Cliff’s wife, Connie Anderson, who has a degree in finance, is his partner this unexpected endeavor. He had to convince her to leave the North Side to take on this South Side business, and to make their home in the community.
Connie’s first reaction to the idea of moving to the South Side?
“No,” she said.
The Arkansas native had heard the negative chatter about the South Side, and seen the disinvestment here. But now she’s found a sense of family.
“Honestly, I love the South Side. If I choose to move up north, I can’t. I’m blessed to have those choices. I will not do it. I will not move back,” she said.
Together, Cliff and Connie have big ideas for The Record Track: renovate and reopen the building, and it make a community center where music-lovers of all ages learn to play instruments.

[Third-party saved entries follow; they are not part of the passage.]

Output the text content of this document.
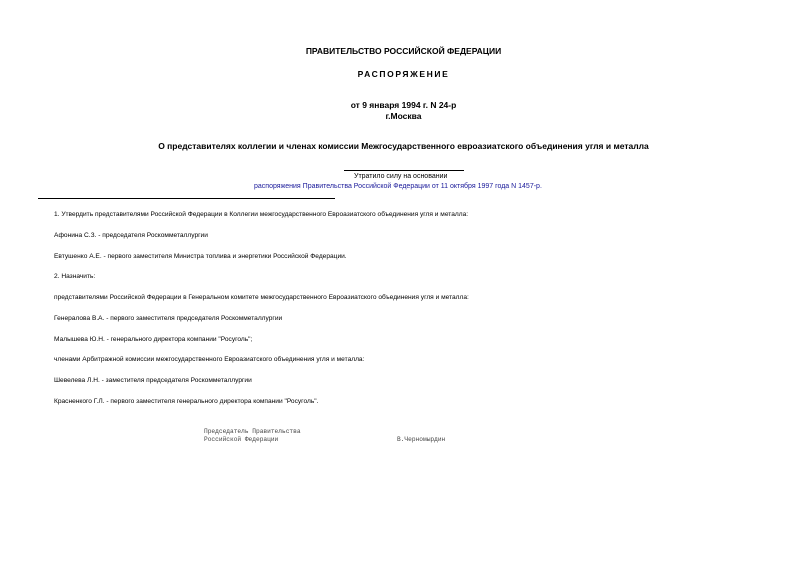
ПРАВИТЕЛЬСТВО РОССИЙСКОЙ ФЕДЕРАЦИИ
РАСПОРЯЖЕНИЕ
от 9 января 1994 г. N 24-р
г.Москва
О представителях коллегии и членах комиссии Межгосударственного евроазиатского объединения угля и металла
Утратило силу на основании
распоряжения Правительства Российской Федерации от 11 октября 1997 года N 1457-р.
1. Утвердить представителями Российской Федерации в Коллегии межгосударственного Евроазиатского объединения угля и металла:
Афонина С.З. - председателя Роскомметаллургии
Евтушенко А.Е. - первого заместителя Министра топлива и энергетики Российской Федерации.
2. Назначить:
представителями Российской Федерации в Генеральном комитете межгосударственного Евроазиатского объединения угля и металла:
Генералова В.А. - первого заместителя председателя Роскомметаллургии
Малышева Ю.Н. - генерального директора компании "Росуголь";
членами Арбитражной комиссии межгосударственного Евроазиатского объединения угля и металла:
Шевелева Л.Н. - заместителя председателя Роскомметаллургии
Красненкого Г.Л. - первого заместителя генерального директора компании "Росуголь".
Председатель Правительства
Российской Федерации	В.Черномырдин
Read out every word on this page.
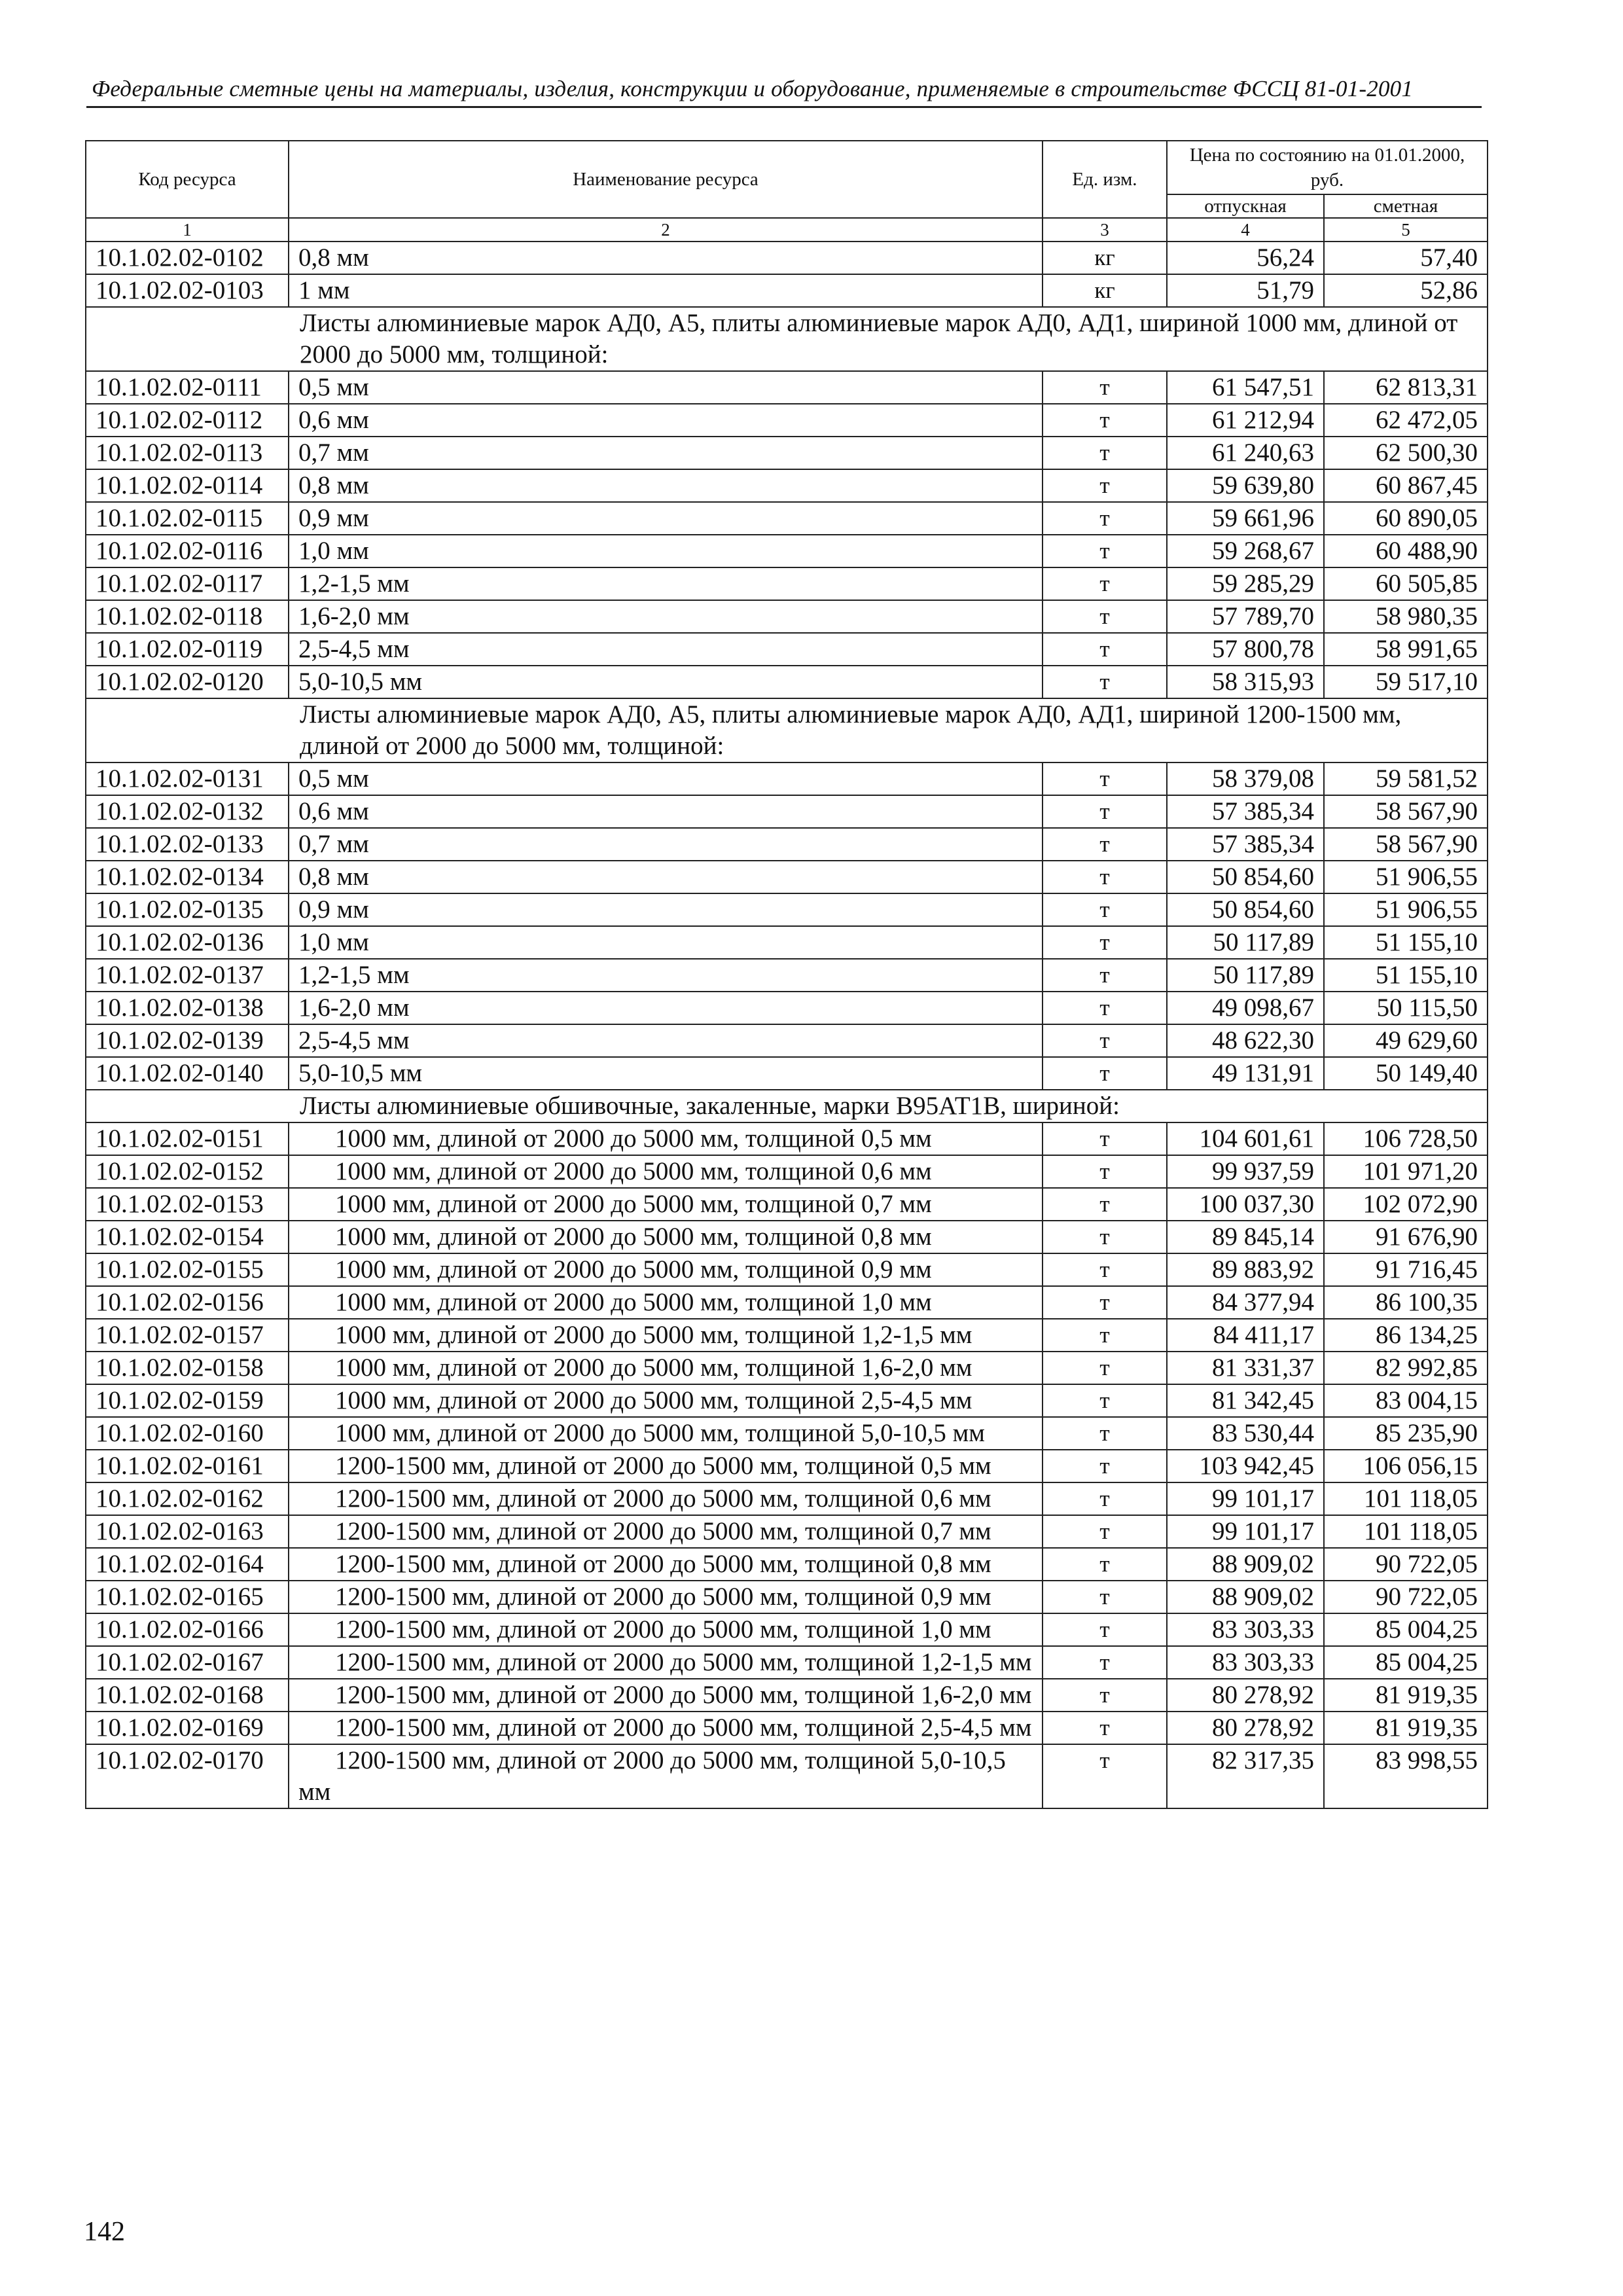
Федеральные сметные цены на материалы, изделия, конструкции и оборудование, применяемые в строительстве ФССЦ 81-01-2001
Код ресурса	Наименование ресурса	Ед. изм.	Цена по состоянию на 01.01.2000, руб.	
			отпускная	сметная
1	2	3	4	5
10.1.02.02-0102	0,8 мм	кг	56,24	57,40
10.1.02.02-0103	1 мм	кг	51,79	52,86
Листы алюминиевые марок АД0, А5, плиты алюминиевые марок АД0, АД1, шириной 1000 мм, длиной от 2000 до 5000 мм, толщиной:				
10.1.02.02-0111	0,5 мм	т	61 547,51	62 813,31
10.1.02.02-0112	0,6 мм	т	61 212,94	62 472,05
10.1.02.02-0113	0,7 мм	т	61 240,63	62 500,30
10.1.02.02-0114	0,8 мм	т	59 639,80	60 867,45
10.1.02.02-0115	0,9 мм	т	59 661,96	60 890,05
10.1.02.02-0116	1,0 мм	т	59 268,67	60 488,90
10.1.02.02-0117	1,2-1,5 мм	т	59 285,29	60 505,85
10.1.02.02-0118	1,6-2,0 мм	т	57 789,70	58 980,35
10.1.02.02-0119	2,5-4,5 мм	т	57 800,78	58 991,65
10.1.02.02-0120	5,0-10,5 мм	т	58 315,93	59 517,10
Листы алюминиевые марок АД0, А5, плиты алюминиевые марок АД0, АД1, шириной 1200-1500 мм, длиной от 2000 до 5000 мм, толщиной:				
10.1.02.02-0131	0,5 мм	т	58 379,08	59 581,52
10.1.02.02-0132	0,6 мм	т	57 385,34	58 567,90
10.1.02.02-0133	0,7 мм	т	57 385,34	58 567,90
10.1.02.02-0134	0,8 мм	т	50 854,60	51 906,55
10.1.02.02-0135	0,9 мм	т	50 854,60	51 906,55
10.1.02.02-0136	1,0 мм	т	50 117,89	51 155,10
10.1.02.02-0137	1,2-1,5 мм	т	50 117,89	51 155,10
10.1.02.02-0138	1,6-2,0 мм	т	49 098,67	50 115,50
10.1.02.02-0139	2,5-4,5 мм	т	48 622,30	49 629,60
10.1.02.02-0140	5,0-10,5 мм	т	49 131,91	50 149,40
Листы алюминиевые обшивочные, закаленные, марки В95АТ1В, шириной:				
10.1.02.02-0151	1000 мм, длиной от 2000 до 5000 мм, толщиной 0,5 мм	т	104 601,61	106 728,50
10.1.02.02-0152	1000 мм, длиной от 2000 до 5000 мм, толщиной 0,6 мм	т	99 937,59	101 971,20
10.1.02.02-0153	1000 мм, длиной от 2000 до 5000 мм, толщиной 0,7 мм	т	100 037,30	102 072,90
10.1.02.02-0154	1000 мм, длиной от 2000 до 5000 мм, толщиной 0,8 мм	т	89 845,14	91 676,90
10.1.02.02-0155	1000 мм, длиной от 2000 до 5000 мм, толщиной 0,9 мм	т	89 883,92	91 716,45
10.1.02.02-0156	1000 мм, длиной от 2000 до 5000 мм, толщиной 1,0 мм	т	84 377,94	86 100,35
10.1.02.02-0157	1000 мм, длиной от 2000 до 5000 мм, толщиной 1,2-1,5 мм	т	84 411,17	86 134,25
10.1.02.02-0158	1000 мм, длиной от 2000 до 5000 мм, толщиной 1,6-2,0 мм	т	81 331,37	82 992,85
10.1.02.02-0159	1000 мм, длиной от 2000 до 5000 мм, толщиной 2,5-4,5 мм	т	81 342,45	83 004,15
10.1.02.02-0160	1000 мм, длиной от 2000 до 5000 мм, толщиной 5,0-10,5 мм	т	83 530,44	85 235,90
10.1.02.02-0161	1200-1500 мм, длиной от 2000 до 5000 мм, толщиной 0,5 мм	т	103 942,45	106 056,15
10.1.02.02-0162	1200-1500 мм, длиной от 2000 до 5000 мм, толщиной 0,6 мм	т	99 101,17	101 118,05
10.1.02.02-0163	1200-1500 мм, длиной от 2000 до 5000 мм, толщиной 0,7 мм	т	99 101,17	101 118,05
10.1.02.02-0164	1200-1500 мм, длиной от 2000 до 5000 мм, толщиной 0,8 мм	т	88 909,02	90 722,05
10.1.02.02-0165	1200-1500 мм, длиной от 2000 до 5000 мм, толщиной 0,9 мм	т	88 909,02	90 722,05
10.1.02.02-0166	1200-1500 мм, длиной от 2000 до 5000 мм, толщиной 1,0 мм	т	83 303,33	85 004,25
10.1.02.02-0167	1200-1500 мм, длиной от 2000 до 5000 мм, толщиной 1,2-1,5 мм	т	83 303,33	85 004,25
10.1.02.02-0168	1200-1500 мм, длиной от 2000 до 5000 мм, толщиной 1,6-2,0 мм	т	80 278,92	81 919,35
10.1.02.02-0169	1200-1500 мм, длиной от 2000 до 5000 мм, толщиной 2,5-4,5 мм	т	80 278,92	81 919,35
10.1.02.02-0170	1200-1500 мм, длиной от 2000 до 5000 мм, толщиной 5,0-10,5 мм	т	82 317,35	83 998,55
142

“Come into a physical place and put their hands on a musical instrument – guitar, keyboards, drums — and learn how to do something with that musical instrument within a few minutes,” Cliff said.
“We’re going to see a lot of togetherness,” Connie said. “We’re going to see that old school community togetherness.”
Sometimes the best-laid plans lead to a small South Side record store, thanks to Uncle Wister.
“Everything that’s here is really an archive of uncle’s business over decades.,” Cliff said. “Whenever we hear a little creak in the basement, my wife and I joke that him and his partner are kind of still here with us … you know, maybe telling us what to do.”
Cliff and Connie are receiving a $250,000 grant from the City under the Chicago Recovery Plan for small businesses.
Their winning application for the funds included a promise to use other businesses and labor in the community for work done on The Record Track.